Recep Erdogan has warned the US that Turkey would seek “new friends and allies”, as it looked for help to halt a full blown currency crisis that has been made worse by an intensifying row with its Nato ally.
In an editorial in the New York Times, the Turkish president said the partnership was in jeopardy, and urged the US to respect its longtime ally’s sovereignty “before it’s too late.”
“Washington must give up the misguided notion that our relationship can be asymmetrical and come to terms with the fact that Turkey has alternatives,” Mr Erdogan wrote. “Failure to reverse this trend of unilateralism and disrespect will require us to start looking for new friends and allies.”
The lira tumbled more than 14 per cent on Friday, its sharpest fall since a 2001 financial crisis, dragging down other emerging markets and weighing on US and European stocks, after Washington mposed sanctions and tariffs to compel it to turn over a jailed American pastor.
Investors are concerned about Turkish banks and companies’ ability to finance more than $350bn in foreign debt as inflation soars.
Mr Erdogan has cast the sell-off in financial markets as an economic war, stoking nationalist sentiment among Turks who are suspicious that foreign powers are trying to undermine national unity. Turks face sharp price rises from food and fuel to medicines if the crunch worsens.
The country — situated between Europe, countries of the former Soviet Union and Middle East — has weathered several boom-and-bust cycles over the decades but has traditionally always had Washington’s staunch support.
However, as Mr Erdogan faces the most acute financial crisis since taking office in 2003, he finds himself at odds with the US. The two disagree over closer ties between Ankara and Russia and Iran, as well as US support for Kurdish militants in Syria that Ankara considers terrorists and Washington’s refusal to extradite Fethullah Gulen, whom Mr Erdogan says masterminded a failed coup attempt in 2016.
Now Donald Trump may be seeking to exploit Ankara’s vulnerabilities for domestic political purposes over the fate of Andrew Brunson, an Evangelical preacher arrested on espionage and terrorism charges.
On Friday Mr Trump tweeted that his administration would double tariffs on Turkish metal imports “as the Turkish lira slides rapidly against our very strong dollar!”
Mr Brunson’s lawyer, Ismail Cem Halavurt, said he would ask a court on Monday or Tuesday to release Mr Brunson, who was moved to house arrest last month, and lift a ban on travel. He described his client as “nervous and anxious” but in generally good spirits.
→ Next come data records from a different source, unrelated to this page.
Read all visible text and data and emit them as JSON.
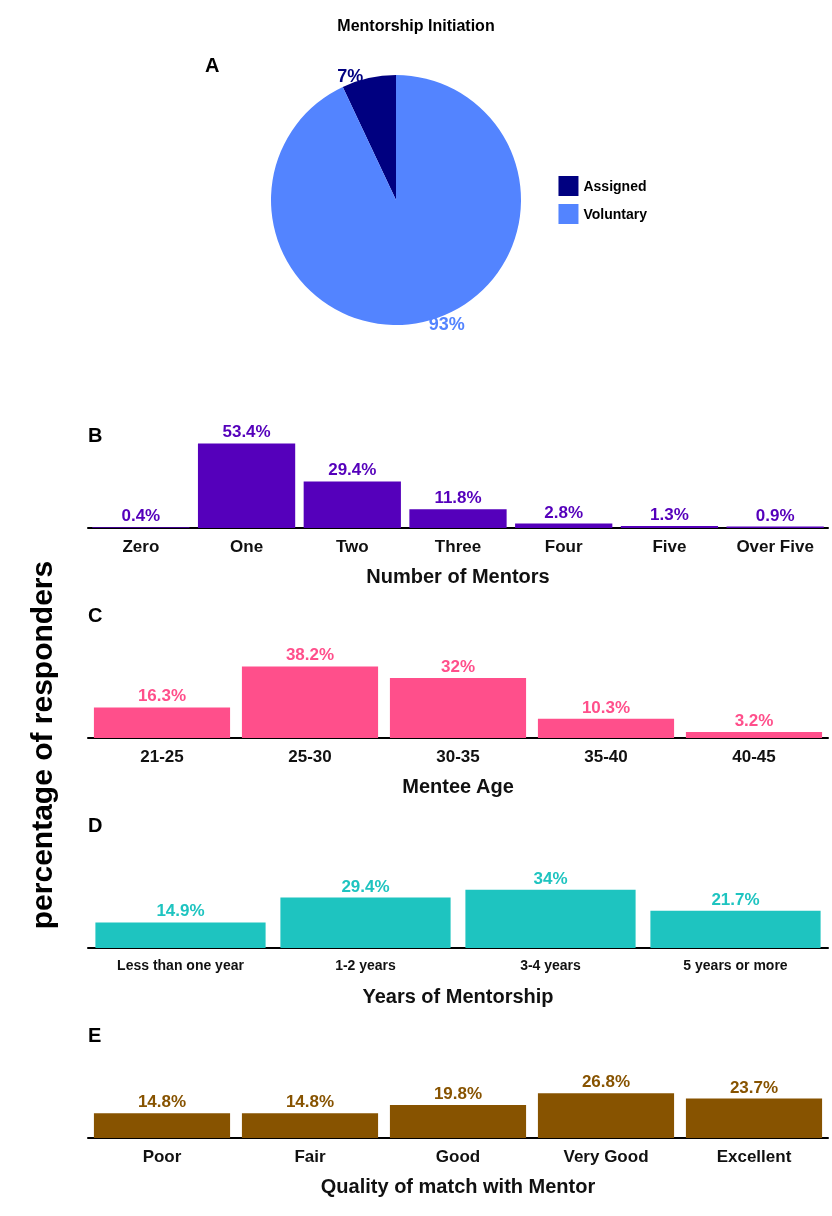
{
  "chart_data": [
    {
      "type": "pie",
      "title": "Mentorship Initiation",
      "categories": [
        "Assigned",
        "Voluntary"
      ],
      "values": [
        7,
        93
      ],
      "colors": [
        "#000080",
        "#5384ff"
      ],
      "value_labels": [
        "7%",
        "93%"
      ],
      "legend": "right",
      "annotations": [
        "A"
      ]
    },
    {
      "type": "bar",
      "categories": [
        "Zero",
        "One",
        "Two",
        "Three",
        "Four",
        "Five",
        "Over Five"
      ],
      "values": [
        0.4,
        53.4,
        29.4,
        11.8,
        2.8,
        1.3,
        0.9
      ],
      "color": "#5500bb",
      "value_labels": [
        "0.4%",
        "53.4%",
        "29.4%",
        "11.8%",
        "2.8%",
        "1.3%",
        "0.9%"
      ],
      "xlabel": "Number of Mentors",
      "ylabel": "percentage of responders",
      "annotations": [
        "B"
      ]
    },
    {
      "type": "bar",
      "categories": [
        "21-25",
        "25-30",
        "30-35",
        "35-40",
        "40-45"
      ],
      "values": [
        16.3,
        38.2,
        32,
        10.3,
        3.2
      ],
      "color": "#ff4f8b",
      "value_labels": [
        "16.3%",
        "38.2%",
        "32%",
        "10.3%",
        "3.2%"
      ],
      "xlabel": "Mentee Age",
      "annotations": [
        "C"
      ]
    },
    {
      "type": "bar",
      "categories": [
        "Less than one year",
        "1-2 years",
        "3-4 years",
        "5 years or more"
      ],
      "values": [
        14.9,
        29.4,
        34,
        21.7
      ],
      "color": "#1ec4c0",
      "value_labels": [
        "14.9%",
        "29.4%",
        "34%",
        "21.7%"
      ],
      "xlabel": "Years of Mentorship",
      "annotations": [
        "D"
      ]
    },
    {
      "type": "bar",
      "categories": [
        "Poor",
        "Fair",
        "Good",
        "Very Good",
        "Excellent"
      ],
      "values": [
        14.8,
        14.8,
        19.8,
        26.8,
        23.7
      ],
      "color": "#875300",
      "value_labels": [
        "14.8%",
        "14.8%",
        "19.8%",
        "26.8%",
        "23.7%"
      ],
      "xlabel": "Quality of match with Mentor",
      "annotations": [
        "E"
      ]
    }
  ]
}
“He is following new events closely,” Mr Halavurt said. “This is a situation that transcends Brunson’s case.”
The EU has signalled growing concern over the crisis, including over the exposure of major European banks with investments in Turkey. The EU also has a $6bn deal with Ankara to stem migration to the bloc.
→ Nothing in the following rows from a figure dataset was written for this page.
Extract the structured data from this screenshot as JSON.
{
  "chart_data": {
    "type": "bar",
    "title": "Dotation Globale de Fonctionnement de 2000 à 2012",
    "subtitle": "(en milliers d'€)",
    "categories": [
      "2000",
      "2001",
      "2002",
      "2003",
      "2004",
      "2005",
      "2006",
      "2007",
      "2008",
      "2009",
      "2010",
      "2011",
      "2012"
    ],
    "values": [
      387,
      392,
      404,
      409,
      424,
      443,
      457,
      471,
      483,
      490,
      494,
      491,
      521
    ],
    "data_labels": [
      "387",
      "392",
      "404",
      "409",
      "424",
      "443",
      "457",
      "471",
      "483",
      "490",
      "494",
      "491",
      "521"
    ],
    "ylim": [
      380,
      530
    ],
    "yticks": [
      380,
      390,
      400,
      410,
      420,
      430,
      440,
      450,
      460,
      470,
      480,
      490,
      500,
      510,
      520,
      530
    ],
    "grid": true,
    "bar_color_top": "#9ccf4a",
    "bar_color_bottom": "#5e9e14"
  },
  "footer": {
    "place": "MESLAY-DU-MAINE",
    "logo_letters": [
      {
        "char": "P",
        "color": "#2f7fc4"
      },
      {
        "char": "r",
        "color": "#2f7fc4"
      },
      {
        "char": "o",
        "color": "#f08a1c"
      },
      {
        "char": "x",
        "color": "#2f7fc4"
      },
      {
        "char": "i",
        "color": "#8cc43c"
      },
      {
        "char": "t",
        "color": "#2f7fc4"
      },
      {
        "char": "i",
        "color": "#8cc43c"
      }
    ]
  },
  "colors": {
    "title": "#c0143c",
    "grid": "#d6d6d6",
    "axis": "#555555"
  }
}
Berat Albayrak, the finance minister appointed last month by his father-in-law Mr Erdogan, on Friday promised steps to rebalance Turkey’s overheating economy and reduce deficits, including a yawning current account gap of $57.4bn — equivalent to 6.5 per cent of its economy.
But Mr Albayrak stopped short of saying the central bank could raise interest rates, disappointing investors who see it as the first step the government can take to rein in the lira’s freefall. Mr Erdogan, a pious Muslim, describes interest as the mother and father of all evil.
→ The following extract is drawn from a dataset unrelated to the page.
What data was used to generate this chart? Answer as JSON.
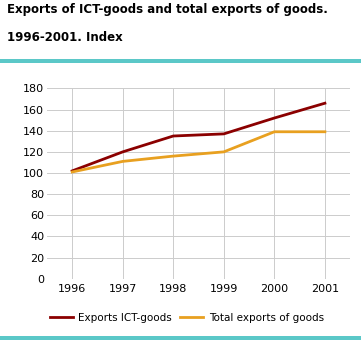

The president has discarded pro-market ministers from his cabinet after assuming a new super-charged executive presidency that gives him sweeping powers following June elections.
“This is not a central banking problem. A one-time interest rate increase of any magnitude is only going to be a stop-gap measure,” said Refet Gurkaynak, an economist at Bilkent university in Ankara. “This is the manifestation of the lack of leadership and policy. If you are heavily indebted and insist on employing an inane policy framework, this is the outcome. Turkey is not governable with a one-man regime.”